Brown Also led the NBA Development League in rebounding with 12.7 and second in scoring with an 18.4 average per game while being the first overall
pick in the NBA Development Draft for the Colorado 14ers.

Brown participated in the Los Angeles Lakers' training camp prior to the 2007–08 NBA season. He also played on the Denver Nuggets' Summer League team that participated in the 2008 Las Vegas Summer League, where he averaged 13.3 points per game and 10 rebounds per game over 5 games.

During the season of 2007–08 he joined Hapoel Holon from Israel, with whom he won the Israeli League Championship.

On December 2, 2008, Brown signed with the Euroleague team of Maccabi Tel Aviv.

On February 6, 2009, Brown signed with the German BBL team Brose Baskets Bamberg. He played a big role in the remaining season of Bamberg, but could not avoid his team's loss in the semifinal series against Oldenburg. In August 2009, he re-signed with Bamberg for one more season. In his second season with the club, he won the German Bundesliga and German Cup.

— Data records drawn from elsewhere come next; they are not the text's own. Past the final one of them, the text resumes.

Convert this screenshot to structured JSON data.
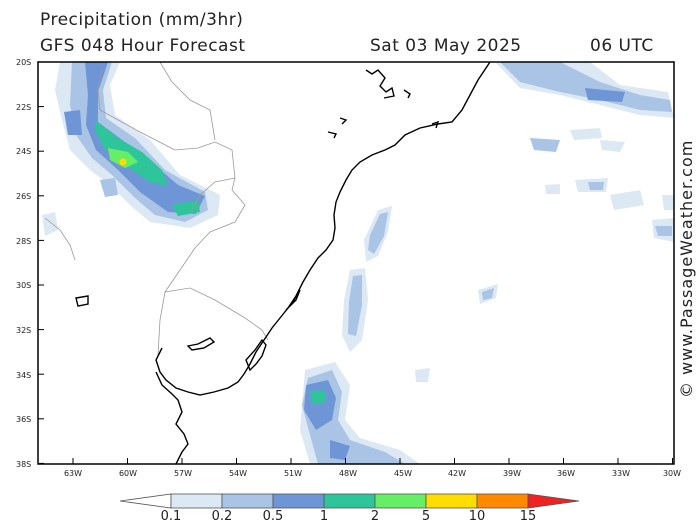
{
  "header": {
    "title": "Precipitation (mm/3hr)",
    "subtitle": "GFS 048 Hour Forecast",
    "valid_date": "Sat 03 May 2025",
    "valid_time": "06 UTC"
  },
  "watermark": "© www.PassageWeather.com",
  "map": {
    "lat_labels": [
      "20S",
      "22S",
      "24S",
      "26S",
      "28S",
      "30S",
      "32S",
      "34S",
      "36S",
      "38S"
    ],
    "lon_labels": [
      "63W",
      "60W",
      "57W",
      "54W",
      "51W",
      "48W",
      "45W",
      "42W",
      "39W",
      "36W",
      "33W",
      "30W"
    ]
  },
  "legend": {
    "levels": [
      "0.1",
      "0.2",
      "0.5",
      "1",
      "2",
      "5",
      "10",
      "15"
    ],
    "colors": [
      "#ffffff",
      "#dde8f5",
      "#a9c4e4",
      "#6e95d6",
      "#2fc59a",
      "#66ee66",
      "#ffdd00",
      "#ff8a00",
      "#ee2222"
    ]
  }
}
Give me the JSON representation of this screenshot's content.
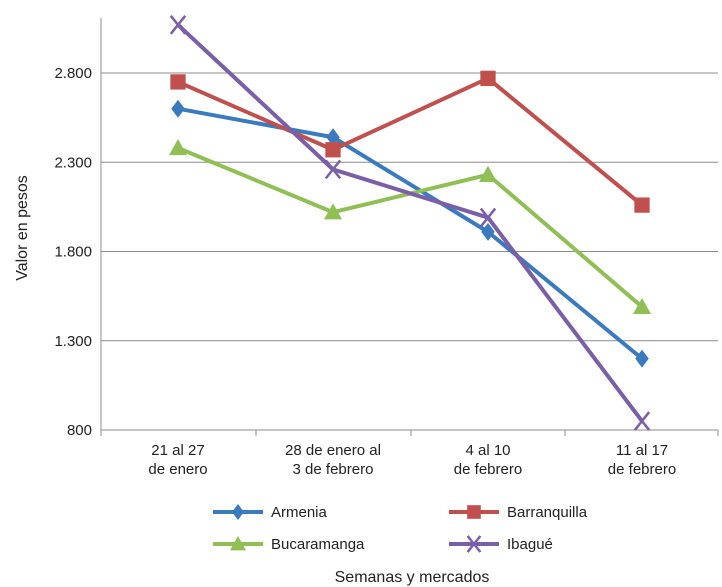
{
  "chart_data": {
    "type": "line",
    "categories": [
      [
        "21 al 27",
        "de enero"
      ],
      [
        "28 de enero al",
        "3 de febrero"
      ],
      [
        "4 al 10",
        "de febrero"
      ],
      [
        "11 al 17",
        "de febrero"
      ]
    ],
    "yticks": [
      "800",
      "1.300",
      "1.800",
      "2.300",
      "2.800"
    ],
    "ytick_values": [
      800,
      1300,
      1800,
      2300,
      2800
    ],
    "ylim": [
      800,
      3100
    ],
    "xlabel": "Semanas y mercados",
    "ylabel": "Valor en pesos",
    "grid": true,
    "legend_position": "bottom",
    "series": [
      {
        "name": "Armenia",
        "values": [
          2600,
          2440,
          1910,
          1200
        ],
        "color": "#3a7bbf",
        "marker": "diamond"
      },
      {
        "name": "Barranquilla",
        "values": [
          2750,
          2370,
          2770,
          2060
        ],
        "color": "#c0504d",
        "marker": "square"
      },
      {
        "name": "Bucaramanga",
        "values": [
          2380,
          2020,
          2230,
          1490
        ],
        "color": "#8fbf55",
        "marker": "triangle"
      },
      {
        "name": "Ibagué",
        "values": [
          3070,
          2260,
          1990,
          850
        ],
        "color": "#7a5ea8",
        "marker": "x"
      }
    ]
  }
}
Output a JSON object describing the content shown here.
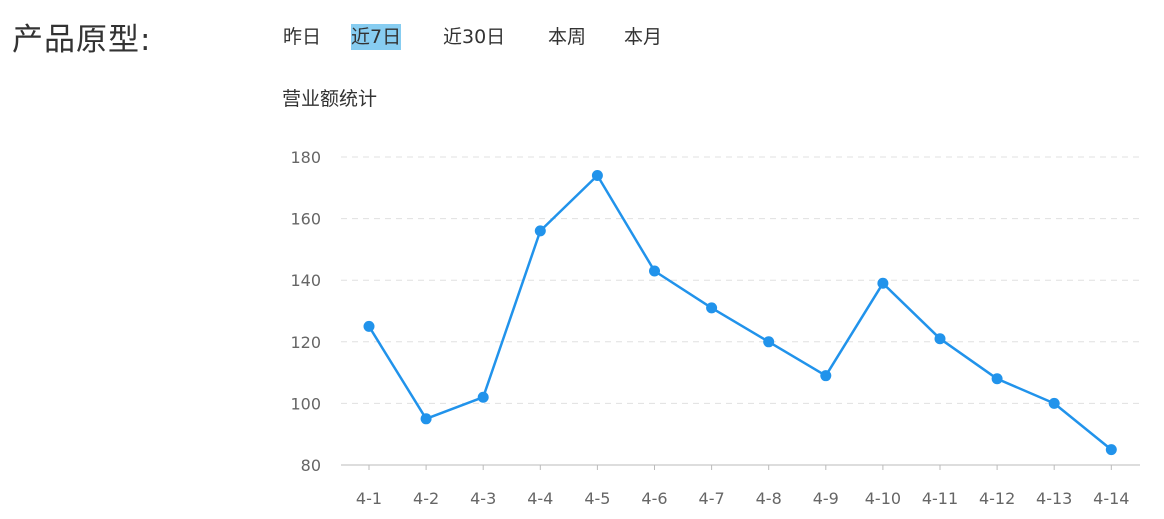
{
  "header": {
    "title": "产品原型:"
  },
  "range_tabs": [
    {
      "label": "昨日",
      "active": false
    },
    {
      "label": "近7日",
      "active": true
    },
    {
      "label": "近30日",
      "active": false
    },
    {
      "label": "本周",
      "active": false
    },
    {
      "label": "本月",
      "active": false
    }
  ],
  "colors": {
    "series": "#2193eb",
    "active_tab": "#87cdf1",
    "grid": "#e0e0e0",
    "axis": "#bbbbbb"
  },
  "chart_data": {
    "type": "line",
    "title": "营业额统计",
    "xlabel": "",
    "ylabel": "",
    "categories": [
      "4-1",
      "4-2",
      "4-3",
      "4-4",
      "4-5",
      "4-6",
      "4-7",
      "4-8",
      "4-9",
      "4-10",
      "4-11",
      "4-12",
      "4-13",
      "4-14"
    ],
    "values": [
      125,
      95,
      102,
      156,
      174,
      143,
      131,
      120,
      109,
      139,
      121,
      108,
      100,
      85
    ],
    "ylim": [
      80,
      180
    ],
    "yticks": [
      80,
      100,
      120,
      140,
      160,
      180
    ],
    "grid": true,
    "legend": "none"
  }
}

For the 2010–11 season he signed with Barak Netanya of Israel. Brown was selected All Euro-challenge Third team while playing with Netanya.

Season 2011–12 he spent in Turkey with Trabzonspor. In 23 games of the Turkish Basketball League he averaged 18 points and 12 rebounds per game.
Brown was selected to the TBL All-Star game.

In July 2012 he signed a one-year contract with the Serbian team where he won the Serbian cup championship Crvena zvezda.

In October 2013, he signed with Paris-Levallois Basket of the LNB Pro A for the 2013–14 season. Brown won sixth man of the year in the LNB

On January 4, 2015, he signed with BCM Gravelines of the LNB Pro A. On February 2, 2015, he parted ways with Gravelines. On March 10, he signed with Indios de Mayagüez of Puerto Rico.
Brown was the only player to average a double-double with a 13.3 points and 11.8 rebounds per game.

On November 19, 2015, he signed with the French club STB Le Havre for the rest of the 2015–16 season.

On January 12, 2017, he signed with French club SLUC Nancy Basket for the rest of the 2016–17 Pro A season.